21 maio 2023 9:44

Inspirou-se na realidade, mas a realidade surpreendeu-o. Giuliano da Empoli, autor do romance “O Mago do Kremlin”, premiado pela Academia Francesa e finalista do prémio Goncourt, fala do processo de escrita e do diálogo que estabeleceu com outros livros sobre a Rússia. Por estes dias é publicado em Portugal “Os Engenheiros do Caos”, o seu ensaio sobre os populismos
21 maio 2023 9:44
Quis escrever um romance que não estivesse colado à atualidade, e que a filha, ainda criança, pudesse vir a ler aos 20 anos. Algo mais intemporal que fugisse ao registo dos ensaios que assinara antes. A realidade trocou-lhe as voltas, e o primeiro romance de Giuliano da Empoli, “O Mago do Kremlin”, acabou catapultado para a atualidade. A história que este conselheiro político escreveu sobre outro conselheiro político transformou-se, de um momento para o outro, numa porta de entrada para uma possível compreensão dos fundamentos do poder de Putin, e a sua contextualização numa história mais vasta. Giuliano da Empoli, também ele conhecedor dos corredores do poder — uma vez que foi conselheiro principal do primeiro-ministro Matteo Renzi, e conselheiro sénior do ministro da Cultura de Itália Franscesco Rutelli —, inspirou-se em Vladislav Surkov, o chamado Cardeal Cinzento, um intelectual, dramaturgo, escritor, homem da comunicação e da propaganda que decidiu servir Putin, a partir do final da década de 90. Em “O Mago do Kremlin” o escritor italo-suíço desenvolveu diálogo com livros como “Cartas da Rússia”, do Marquês de Custine, ou “Nós”, de Zamiatine — o livro distópico que influenciou Aldous Huxley na escrita de “Admirável Mundo Novo”, Orwell de “1984” ou Ray Bradbury em “Fahrenheit 451”. Para escrita do livro contou também o conhecimento que o próprio adquiriu nos corredores da política italiana ou nas investigações que fez na área da Ciência Política. Criou um think tank chamado Volta, membro da rede Global Progress, e é autor de vários ensaios. O seu último livro de não-ficção (anterior ao romance) é sobre os populismos que grassam no mundo. “Os Engenheiros do Caos” (Gradiva, 2023/2019) chegou às livrarias em Portugal por estes dias. “O Mago do Kremlin” foi publicado em França pela Gallimard, em abril de 2022, e em Portugal, pela Gradiva, em novembro. O livro ganhou o Grande Prémio da Academia Francesa, foi finalista do Prémio Goncourt e há dias venceu a primeira edição do Choix Goncourt du Portugal. Esta entrevista foi feita por videochamada, no início de abril, quando ainda não era conhecida a sua vinda a Portugal, para participar nas Novas Conferências do Casino, onde, no passado dia 17, terá sido o principal orador da conferência “O Fim da Paz / A Rússia, Último Império Colonial”. Evento para o qual também estava convocado o conselheiro político (Flint Global, Londres) Bruno Maçães.
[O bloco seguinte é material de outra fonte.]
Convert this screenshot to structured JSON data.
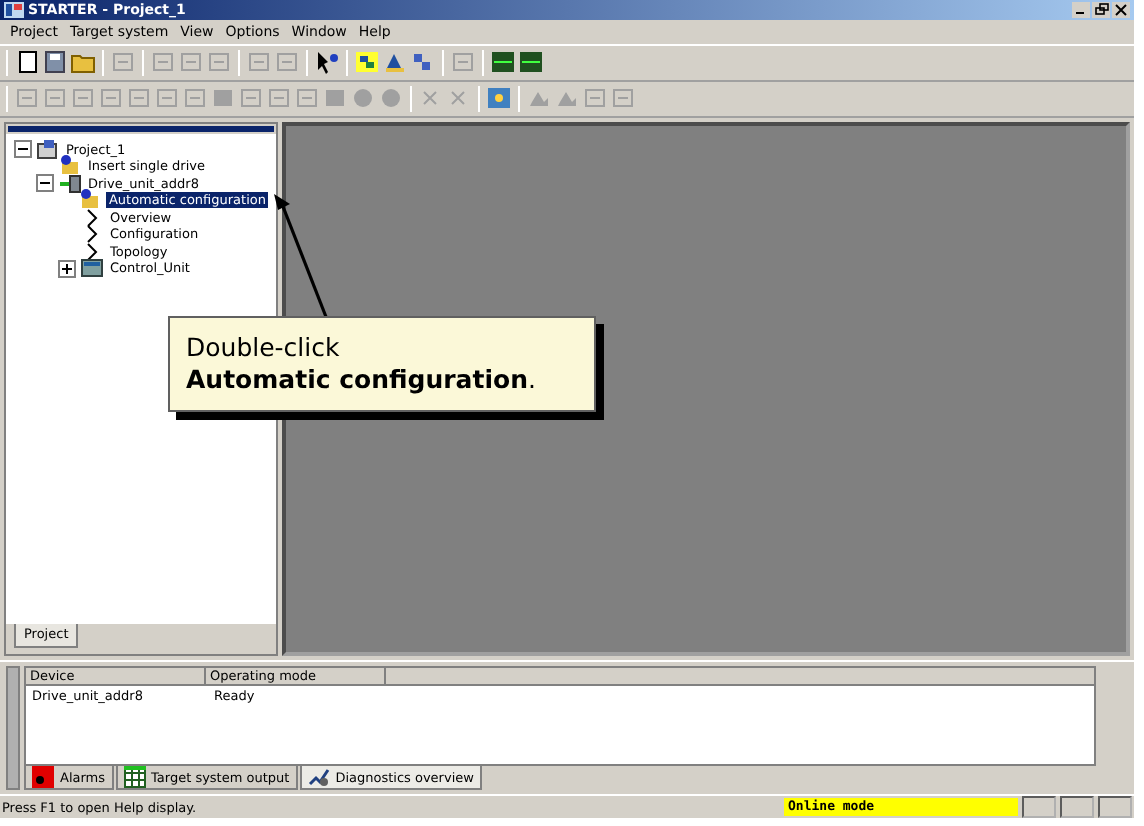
{
  "window": {
    "title": "STARTER - Project_1"
  },
  "menu": [
    "Project",
    "Target system",
    "View",
    "Options",
    "Window",
    "Help"
  ],
  "tree": [
    {
      "label": "Project_1",
      "kind": "project",
      "expanded": true,
      "selected": false,
      "children": [
        {
          "label": "Insert single drive",
          "kind": "insert",
          "selected": false
        },
        {
          "label": "Drive_unit_addr8",
          "kind": "drive",
          "expanded": true,
          "selected": false,
          "children": [
            {
              "label": "Automatic configuration",
              "kind": "insert",
              "selected": true
            },
            {
              "label": "Overview",
              "kind": "chevron",
              "selected": false
            },
            {
              "label": "Configuration",
              "kind": "chevron",
              "selected": false
            },
            {
              "label": "Topology",
              "kind": "chevron",
              "selected": false
            },
            {
              "label": "Control_Unit",
              "kind": "unit",
              "expanded": false,
              "selected": false
            }
          ]
        }
      ]
    }
  ],
  "left_tabs": [
    {
      "label": "Project",
      "selected": true
    }
  ],
  "callout": {
    "text": "Double-click\n**Automatic configuration**."
  },
  "table": {
    "columns": [
      "Device",
      "Operating mode"
    ],
    "rows": [
      [
        "Drive_unit_addr8",
        "Ready"
      ]
    ]
  },
  "bottom_tabs": [
    {
      "label": "Alarms",
      "kind": "alarm",
      "selected": false
    },
    {
      "label": "Target system output",
      "kind": "grid",
      "selected": false
    },
    {
      "label": "Diagnostics overview",
      "kind": "diag",
      "selected": true
    }
  ],
  "status_bar": {
    "help": "Press F1 to open Help display.",
    "mode": "Online mode"
  }
}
Quase todos os especialistas não previram a invasão da Ucrânia. Foi uma dessas pessoas? Não esperava a invasão?
Não. Por um lado, fiquei surpreendido com a invasão, como toda a gente. Por outro, nem tanto. Esperava que a violência aparecesse de novo, porque essa é a história do poder de Putin ao longo destes 23 anos. O que estamos a ver agora é um paroxismo de algo que sempre lá esteve, tomando diferentes formas, e é coerente com a história que tentei contar no meu romance, mesmo que essa não seja a única narrativa. A figura na qual me inspiro, Vladislav Surkov, é um manipulador que não acredita em violência, mas na manipulação, porque a considera mais eficaz do que a pura violência. O arco trágico do romance faz com que essa personagem tenha de se resignar ao facto do poder de Putin ter na base a violência; e isso, já é claro desde 2014, ou seja, desde a primeira fase da guerra da Ucrânia — altura em que a minha personagem é obrigada a aceitar que não há nada que ela possa fazer para parar essa violência.